The most significant of these innovations is undoubtedly the rotating blowout preventor (RBOP), field-tested and perfected primarily in Texas's Austin Chalk formation by Williams Co., now a part of Weatherford, in the early 1990s. The RBOP is able to maintain a pressure seal between drill pipe and casing even as the drill string is turning. Hydrocarbons returning through the casing annulus are diverted by the RBOP to a flow line.
A choke upstream of the RBOP is also used to control the well flow and in consequence the pressure on the formation below. By opening the choke, the well flows more easily and the back pressure against the formation is reduced. Conversely closing the choke increases back pressure on the zone being drilled as it slows flow.
Several methods are used to lower the density of the drilling fluids. It can simply be a fluid mixed at a density less than the equivalent pore pressure or, particularly in zones of very low pressure, nitrogen or some other gas of a specific gravity less than water can be entrained in the fluid, thus lowering its density significantly.
But the latter option can create problems of their own, particularly when drilling a directional well with a mud motor. Mud motors turn the bit via positive displacement using fluid flow across steel vanes housed in rubber inner-housings, or stators. When drilling underbalanced, the fluid used often contains hydrocarbon-based solvents or gases that can corrode the rubber stator.

In response companies have developed mud motors with stainless steel stators that not only resist corrosion but operate in 600°F and can remain in the well even during acid treatments that would destroy rubber stators.
That section of the well that must be drilled underbalanced is often completed with a simple slotted liner cemented only at the top. It is a procedure that grew out of the need to keep costs down and is sufficient as few of these wells are drilled beyond the zone in question.
However simple and economical such a completion strategy may be, it is not well suited to extended reach sections with multiple zones of interest that might be better served by isolation. Unfortunately, the best isolation practices require a cement sheath and precisely placed perforations. And cementing in low-pressure zones faces presents the same fluid invasion problems as does traditional heavy drilling fluid and can actually fracture the reservoir and drain away, making a good cement bond impossible.
To meet this challenge (as well as several others having to do with offshore operations) cementing companies have designed what has become known commonly as foamed cement. It is made lighter by injecting Nitrogen into the cement slurry as it is being pumped down the hole. It has the attraction of a very low density but can be perforated and once set up holds pressure as well as traditional primary cements.
It is difficult to tell how the industry is taking to UBD. According to Wilkes, one study sponsored jointly by several major service companies, reports operator 2000 budgets call for about 9.5% of their wells to be drilled underbalanced—a significant number.

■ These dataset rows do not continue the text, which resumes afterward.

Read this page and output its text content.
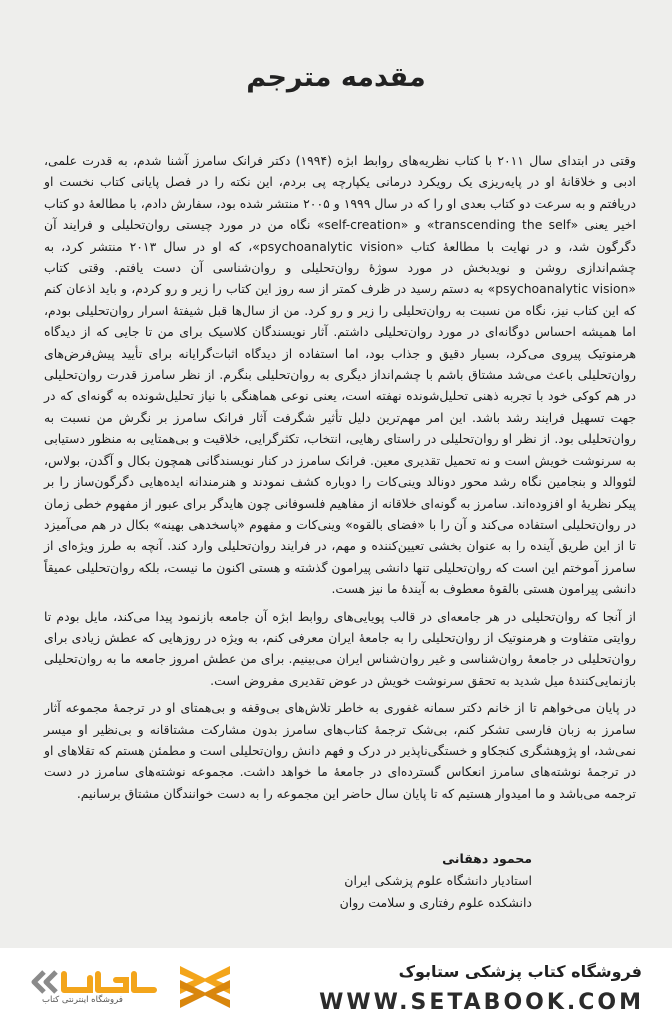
مقدمه مترجم

وقتی در ابتدای سال ۲۰۱۱ با کتاب نظریه‌های روابط ابژه (۱۹۹۴) دکتر فرانک سامرز آشنا شدم، به قدرت علمی، ادبی و خلاقانهٔ او در پایه‌ریزی یک رویکرد درمانی یکپارچه پی بردم، این نکته را در فصل پایانی کتاب نخست او دریافتم و به سرعت دو کتاب بعدی او را که در سال ۱۹۹۹ و ۲۰۰۵ منتشر شده بود، سفارش دادم، با مطالعهٔ دو کتاب اخیر یعنی «transcending the self» و «self-creation» نگاه من در مورد چیستی روان‌تحلیلی و فرایند آن دگرگون شد، و در نهایت با مطالعهٔ کتاب «psychoanalytic vision»، که او در سال ۲۰۱۳ منتشر کرد، به چشم‌اندازی روشن و نویدبخش در مورد سوژهٔ روان‌تحلیلی و روان‌شناسی آن دست یافتم. وقتی کتاب «psychoanalytic vision» به دستم رسید در ظرف کمتر از سه روز این کتاب را زیر و رو کردم، و باید اذعان کنم که این کتاب نیز، نگاه من نسبت به روان‌تحلیلی را زیر و رو کرد. من از سال‌ها قبل شیفتهٔ اسرار روان‌تحلیلی بودم، اما همیشه احساس دوگانه‌ای در مورد روان‌تحلیلی داشتم. آثار نویسندگان کلاسیک برای من تا جایی که از دیدگاه هرمنوتیک پیروی می‌کرد، بسیار دقیق و جذاب بود، اما استفاده از دیدگاه اثبات‌گرایانه برای تأیید پیش‌فرض‌های روان‌تحلیلی باعث می‌شد مشتاق باشم با چشم‌انداز دیگری به روان‌تحلیلی بنگرم. از نظر سامرز قدرت روان‌تحلیلی در هم کوکی خود با تجربه ذهنی تحلیل‌شونده نهفته است، یعنی نوعی هماهنگی با نیاز تحلیل‌شونده به گونه‌ای که در جهت تسهیل فرایند رشد باشد. این امر مهم‌ترین دلیل تأثیر شگرفت آثار فرانک سامرز بر نگرش من نسبت به روان‌تحلیلی بود. از نظر او روان‌تحلیلی در راستای رهایی، انتخاب، تکثرگرایی، خلاقیت و بی‌همتایی به منظور دستیابی به سرنوشت خویش است و نه تحمیل تقدیری معین. فرانک سامرز در کنار نویسندگانی همچون بکال و آگدن، بولاس، لئووالد و بنجامین نگاه رشد محور دونالد وینی‌کات را دوباره کشف نمودند و هنرمندانه ایده‌هایی دگرگون‌ساز را بر پیکر نظریهٔ او افزوده‌اند. سامرز به گونه‌ای خلاقانه از مفاهیم فلسوفانی چون هایدگر برای عبور از مفهوم خطی زمان در روان‌تحلیلی استفاده می‌کند و آن را با «فضای بالقوه» وینی‌کات و مفهوم «پاسخدهی بهینه» بکال در هم می‌آمیزد تا از این طریق آینده را به عنوان بخشی تعیین‌کننده و مهم، در فرایند روان‌تحلیلی وارد کند. آنچه به طرز ویژه‌ای از سامرز آموختم این است که روان‌تحلیلی تنها دانشی پیرامون گذشته و هستی اکنون ما نیست، بلکه روان‌تحلیلی عمیقاً دانشی پیرامون هستی بالقوهٔ معطوف به آیندهٔ ما نیز هست.

از آنجا که روان‌تحلیلی در هر جامعه‌ای در قالب پویایی‌های روابط ابژه آن جامعه بازنمود پیدا می‌کند، مایل بودم تا روایتی متفاوت و هرمنوتیک از روان‌تحلیلی را به جامعهٔ ایران معرفی کنم، به ویژه در روزهایی که عطش زیادی برای روان‌تحلیلی در جامعهٔ روان‌شناسی و غیر روان‌شناس ایران می‌بینیم. برای من عطش امروز جامعه ما به روان‌تحلیلی بازنمایی‌کنندهٔ میل شدید به تحقق سرنوشت خویش در عوض تقدیری مفروض است.

در پایان می‌خواهم تا از خانم دکتر سمانه غفوری به خاطر تلاش‌های بی‌وقفه و بی‌همتای او در ترجمهٔ مجموعه آثار سامرز به زبان فارسی تشکر کنم، بی‌شک ترجمهٔ کتاب‌های سامرز بدون مشارکت مشتاقانه و بی‌نظیر او میسر نمی‌شد، او پژوهشگری کنجکاو و خستگی‌ناپذیر در درک و فهم دانش روان‌تحلیلی است و مطمئن هستم که تقلاهای او در ترجمهٔ نوشته‌های سامرز انعکاس گسترده‌ای در جامعهٔ ما خواهد داشت. مجموعه نوشته‌های سامرز در دست ترجمه می‌باشد و ما امیدوار هستیم که تا پایان سال حاضر این مجموعه را به دست خوانندگان مشتاق برسانیم.

محمود دهقانی
استادیار دانشگاه علوم پزشکی ایران
دانشکده علوم رفتاری و سلامت روان
فروشگاه کتاب پزشکی ستابوک
WWW.SETABOOK.COM
فروشگاه اینترنتی کتاب
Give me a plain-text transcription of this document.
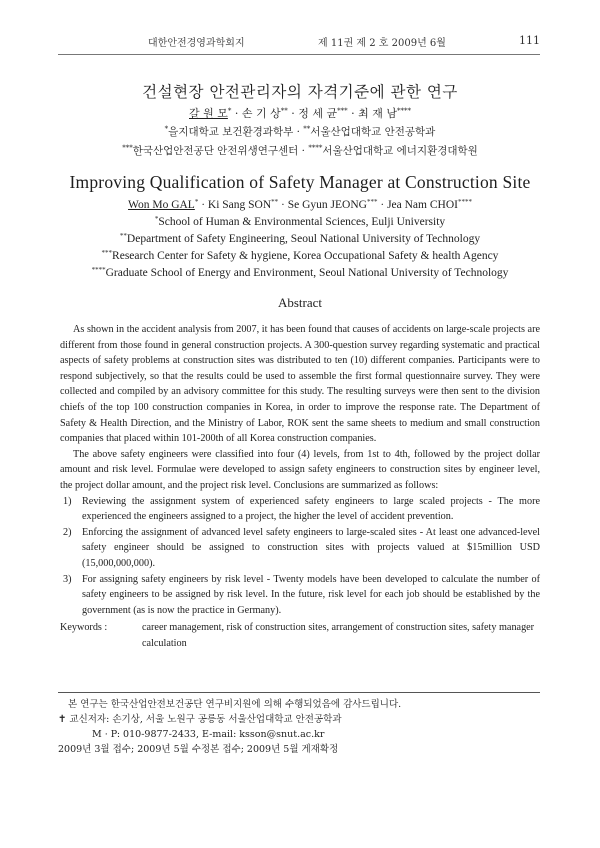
대한안전경영과학회지	제 11권 제 2 호 2009년 6월	111
건설현장 안전관리자의 자격기준에 관한 연구
갈 원 모* · 손 기 상** · 정 세 균*** · 최 재 남****
*을지대학교 보건환경과학부 · **서울산업대학교 안전공학과
***한국산업안전공단 안전위생연구센터 · ****서울산업대학교 에너지환경대학원
Improving Qualification of Safety Manager at Construction Site
Won Mo GAL* · Ki Sang SON** · Se Gyun JEONG*** · Jea Nam CHOI****
*School of Human & Environmental Sciences, Eulji University
**Department of Safety Engineering, Seoul National University of Technology
***Research Center for Safety & hygiene, Korea Occupational Safety & health Agency
****Graduate School of Energy and Environment, Seoul National University of Technology
Abstract

As shown in the accident analysis from 2007, it has been found that causes of accidents on large-scale projects are different from those found in general construction projects. A 300-question survey regarding systematic and practical aspects of safety problems at construction sites was distributed to ten (10) different companies. Participants were to respond subjectively, so that the results could be used to assemble the first formal questionnaire survey. They were collected and compiled by an advisory committee for this study. The resulting surveys were then sent to the division chiefs of the top 100 construction companies in Korea, in order to improve the response rate. The Department of Safety & Health Direction, and the Ministry of Labor, ROK sent the same sheets to medium and small construction companies that placed within 101-200th of all Korea construction companies.

The above safety engineers were classified into four (4) levels, from 1st to 4th, followed by the project dollar amount and risk level. Formulae were developed to assign safety engineers to construction sites by engineer level, the project dollar amount, and the project risk level. Conclusions are summarized as follows:

1) Reviewing the assignment system of experienced safety engineers to large scaled projects - The more experienced the engineers assigned to a project, the higher the level of accident prevention.
2) Enforcing the assignment of advanced level safety engineers to large-scaled sites - At least one advanced-level safety engineer should be assigned to construction sites with projects valued at $15million USD (15,000,000,000).
3) For assigning safety engineers by risk level - Twenty models have been developed to calculate the number of safety engineers to be assigned by risk level. In the future, risk level for each job should be established by the government (as is now the practice in Germany).
Keywords :	career management, risk of construction sites, arrangement of construction sites, safety manager calculation
본 연구는 한국산업안전보건공단 연구비지원에 의해 수행되었음에 감사드립니다.
✝ 교신저자: 손기상, 서울 노원구 공릉동 서울산업대학교 안전공학과
M · P: 010-9877-2433, E-mail: ksson@snut.ac.kr
2009년 3월 접수; 2009년 5월 수정본 접수; 2009년 5월 게재확정
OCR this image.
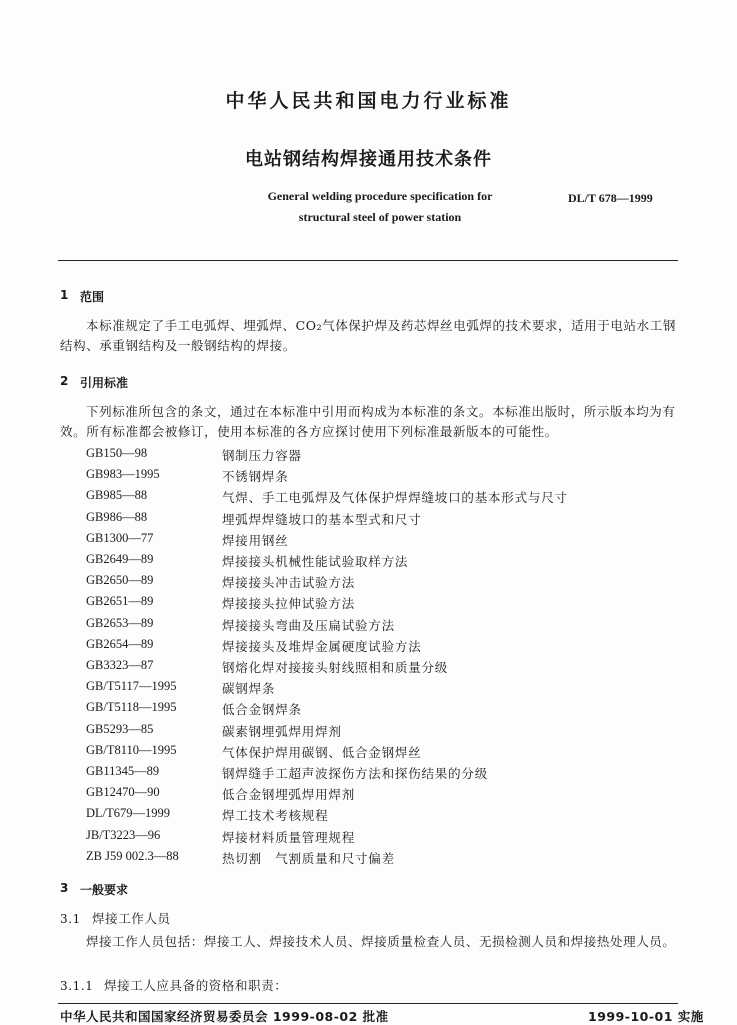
中华人民共和国电力行业标准
电站钢结构焊接通用技术条件
General welding procedure specification for
structural steel of power station
DL/T 678—1999
1 范围
本标准规定了手工电弧焊、埋弧焊、CO₂气体保护焊及药芯焊丝电弧焊的技术要求，适用于电站水工钢结构、承重钢结构及一般钢结构的焊接。
2 引用标准
下列标准所包含的条文，通过在本标准中引用而构成为本标准的条文。本标准出版时，所示版本均为有效。所有标准都会被修订，使用本标准的各方应探讨使用下列标准最新版本的可能性。
GB150—98	钢制压力容器
GB983—1995	不锈钢焊条
GB985—88	气焊、手工电弧焊及气体保护焊焊缝坡口的基本形式与尺寸
GB986—88	埋弧焊焊缝坡口的基本型式和尺寸
GB1300—77	焊接用钢丝
GB2649—89	焊接接头机械性能试验取样方法
GB2650—89	焊接接头冲击试验方法
GB2651—89	焊接接头拉伸试验方法
GB2653—89	焊接接头弯曲及压扁试验方法
GB2654—89	焊接接头及堆焊金属硬度试验方法
GB3323—87	钢熔化焊对接接头射线照相和质量分级
GB/T5117—1995	碳钢焊条
GB/T5118—1995	低合金钢焊条
GB5293—85	碳素钢埋弧焊用焊剂
GB/T8110—1995	气体保护焊用碳钢、低合金钢焊丝
GB11345—89	钢焊缝手工超声波探伤方法和探伤结果的分级
GB12470—90	低合金钢埋弧焊用焊剂
DL/T679—1999	焊工技术考核规程
JB/T3223—96	焊接材料质量管理规程
ZB J59 002.3—88	热切割　气割质量和尺寸偏差
3 一般要求
3.1 焊接工作人员
焊接工作人员包括：焊接工人、焊接技术人员、焊接质量检查人员、无损检测人员和焊接热处理人员。
3.1.1 焊接工人应具备的资格和职责：
中华人民共和国国家经济贸易委员会 1999-08-02 批准	1999-10-01 实施
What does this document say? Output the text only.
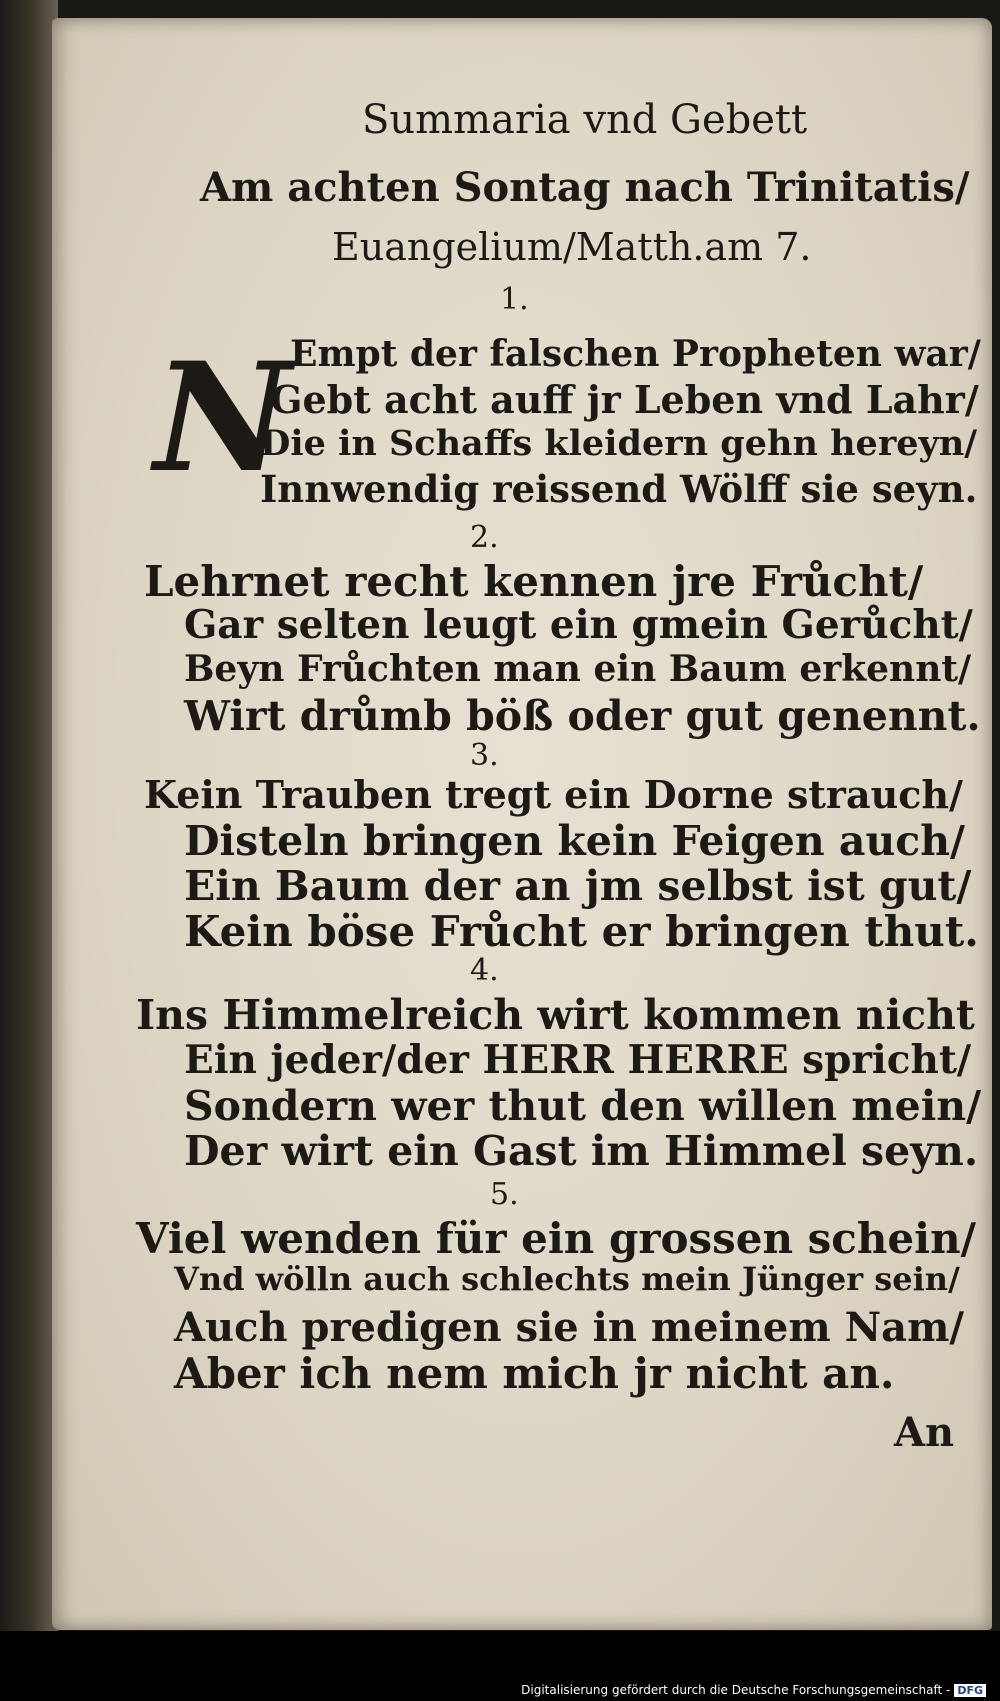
Summaria vnd Gebett
Am achten Sontag nach Trinitatis/
Euangelium/Matth.am 7.
1.
N
Empt der falschen Propheten war/
Gebt acht auff jr Leben vnd Lahr/
Die in Schaffs kleidern gehn hereyn/
Innwendig reissend Wölff sie seyn.
2.
Lehrnet recht kennen jre Frůcht/
Gar selten leugt ein gmein Gerůcht/
Beyn Frůchten man ein Baum erkennt/
Wirt drůmb böß oder gut genennt.
3.
Kein Trauben tregt ein Dorne strauch/
Disteln bringen kein Feigen auch/
Ein Baum der an jm selbst ist gut/
Kein böse Frůcht er bringen thut.
4.
Ins Himmelreich wirt kommen nicht
Ein jeder/der HERR HERRE spricht/
Sondern wer thut den willen mein/
Der wirt ein Gast im Himmel seyn.
5.
Viel wenden für ein grossen schein/
Vnd wölln auch schlechts mein Jünger sein/
Auch predigen sie in meinem Nam/
Aber ich nem mich jr nicht an.
An
Digitalisierung gefördert durch die Deutsche Forschungsgemeinschaft - DFG
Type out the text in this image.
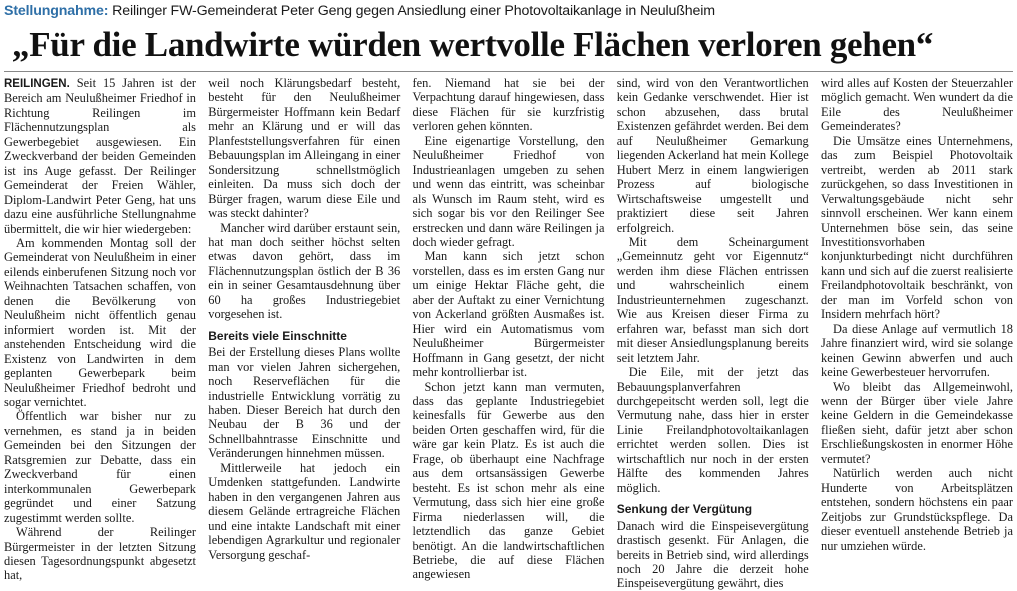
Stellungnahme: Reilinger FW-Gemeinderat Peter Geng gegen Ansiedlung einer Photovoltaikanlage in Neulußheim
„Für die Landwirte würden wertvolle Flächen verloren gehen“

REILINGEN. Seit 15 Jahren ist der Bereich am Neulußheimer Friedhof in Richtung Reilingen im Flächennutzungsplan als Gewerbegebiet ausgewiesen. Ein Zweckverband der beiden Gemeinden ist ins Auge gefasst. Der Reilinger Gemeinderat der Freien Wähler, Diplom-Landwirt Peter Geng, hat uns dazu eine ausführliche Stellungnahme übermittelt, die wir hier wiedergeben:

Am kommenden Montag soll der Gemeinderat von Neulußheim in einer eilends einberufenen Sitzung noch vor Weihnachten Tatsachen schaffen, von denen die Bevölkerung von Neulußheim nicht öffentlich genau informiert worden ist. Mit der anstehenden Entscheidung wird die Existenz von Landwirten in dem geplanten Gewerbepark beim Neulußheimer Friedhof bedroht und sogar vernichtet.

Öffentlich war bisher nur zu vernehmen, es stand ja in beiden Gemeinden bei den Sitzungen der Ratsgremien zur Debatte, dass ein Zweckverband für einen interkommunalen Gewerbepark gegründet und einer Satzung zugestimmt werden sollte.

Während der Reilinger Bürgermeister in der letzten Sitzung diesen Tagesordnungspunkt abgesetzt hat,

weil noch Klärungsbedarf besteht, besteht für den Neulußheimer Bürgermeister Hoffmann kein Bedarf mehr an Klärung und er will das Planfeststellungsverfahren für einen Bebauungsplan im Alleingang in einer Sondersitzung schnellstmöglich einleiten. Da muss sich doch der Bürger fragen, warum diese Eile und was steckt dahinter?

Mancher wird darüber erstaunt sein, hat man doch seither höchst selten etwas davon gehört, dass im Flächennutzungsplan östlich der B 36 ein in seiner Gesamtausdehnung über 60 ha großes Industriegebiet vorgesehen ist.

Bereits viele Einschnitte

Bei der Erstellung dieses Plans wollte man vor vielen Jahren sichergehen, noch Reserveflächen für die industrielle Entwicklung vorrätig zu haben. Dieser Bereich hat durch den Neubau der B 36 und der Schnellbahntrasse Einschnitte und Veränderungen hinnehmen müssen.

Mittlerweile hat jedoch ein Umdenken stattgefunden. Landwirte haben in den vergangenen Jahren aus diesem Gelände ertragreiche Flächen und eine intakte Landschaft mit einer lebendigen Agrarkultur und regionaler Versorgung geschaf-

fen. Niemand hat sie bei der Verpachtung darauf hingewiesen, dass diese Flächen für sie kurzfristig verloren gehen könnten.

Eine eigenartige Vorstellung, den Neulußheimer Friedhof von Industrieanlagen umgeben zu sehen und wenn das eintritt, was scheinbar als Wunsch im Raum steht, wird es sich sogar bis vor den Reilinger See erstrecken und dann wäre Reilingen ja doch wieder gefragt.

Man kann sich jetzt schon vorstellen, dass es im ersten Gang nur um einige Hektar Fläche geht, die aber der Auftakt zu einer Vernichtung von Ackerland größten Ausmaßes ist. Hier wird ein Automatismus vom Neulußheimer Bürgermeister Hoffmann in Gang gesetzt, der nicht mehr kontrollierbar ist.

Schon jetzt kann man vermuten, dass das geplante Industriegebiet keinesfalls für Gewerbe aus den beiden Orten geschaffen wird, für die wäre gar kein Platz. Es ist auch die Frage, ob überhaupt eine Nachfrage aus dem ortsansässigen Gewerbe besteht. Es ist schon mehr als eine Vermutung, dass sich hier eine große Firma niederlassen will, die letztendlich das ganze Gebiet benötigt. An die landwirtschaftlichen Betriebe, die auf diese Flächen angewiesen

sind, wird von den Verantwortlichen kein Gedanke verschwendet. Hier ist schon abzusehen, dass brutal Existenzen gefährdet werden. Bei dem auf Neulußheimer Gemarkung liegenden Ackerland hat mein Kollege Hubert Merz in einem langwierigen Prozess auf biologische Wirtschaftsweise umgestellt und praktiziert diese seit Jahren erfolgreich.

Mit dem Scheinargument „Gemeinnutz geht vor Eigennutz“ werden ihm diese Flächen entrissen und wahrscheinlich einem Industrieunternehmen zugeschanzt. Wie aus Kreisen dieser Firma zu erfahren war, befasst man sich dort mit dieser Ansiedlungsplanung bereits seit letztem Jahr.

Die Eile, mit der jetzt das Bebauungsplanverfahren durchgepeitscht werden soll, legt die Vermutung nahe, dass hier in erster Linie Freilandphotovoltaikanlagen errichtet werden sollen. Dies ist wirtschaftlich nur noch in der ersten Hälfte des kommenden Jahres möglich.

Senkung der Vergütung

Danach wird die Einspeisevergütung drastisch gesenkt. Für Anlagen, die bereits in Betrieb sind, wird allerdings noch 20 Jahre die derzeit hohe Einspeisevergütung gewährt, dies

wird alles auf Kosten der Steuerzahler möglich gemacht. Wen wundert da die Eile des Neulußheimer Gemeinderates?

Die Umsätze eines Unternehmens, das zum Beispiel Photovoltaik vertreibt, werden ab 2011 stark zurückgehen, so dass Investitionen in Verwaltungsgebäude nicht sehr sinnvoll erscheinen. Wer kann einem Unternehmen böse sein, das seine Investitionsvorhaben konjunkturbedingt nicht durchführen kann und sich auf die zuerst realisierte Freilandphotovoltaik beschränkt, von der man im Vorfeld schon von Insidern mehrfach hört?

Da diese Anlage auf vermutlich 18 Jahre finanziert wird, wird sie solange keinen Gewinn abwerfen und auch keine Gewerbesteuer hervorrufen.

Wo bleibt das Allgemeinwohl, wenn der Bürger über viele Jahre keine Geldern in die Gemeindekasse fließen sieht, dafür jetzt aber schon Erschließungskosten in enormer Höhe vermutet?

Natürlich werden auch nicht Hunderte von Arbeitsplätzen entstehen, sondern höchstens ein paar Zeitjobs zur Grundstückspflege. Da dieser eventuell anstehende Betrieb ja nur umziehen würde.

But the study, says Wilkes, pointed up something else that he finds more troubling. He calls it an educational gap among operators. "When asked more specific questions (by the surveyor), the response was often no comment because they didn't know what he was talking about," Wilkes said. "There is gaping hole in people's knowledge. They know about it and think it is cool but don't really understand it."
Toward the end of closing such a gap and standardizing practices, definitions, and terminology, the International Association of Drilling Contractors has formed a subcommittee on underbalanced drilling.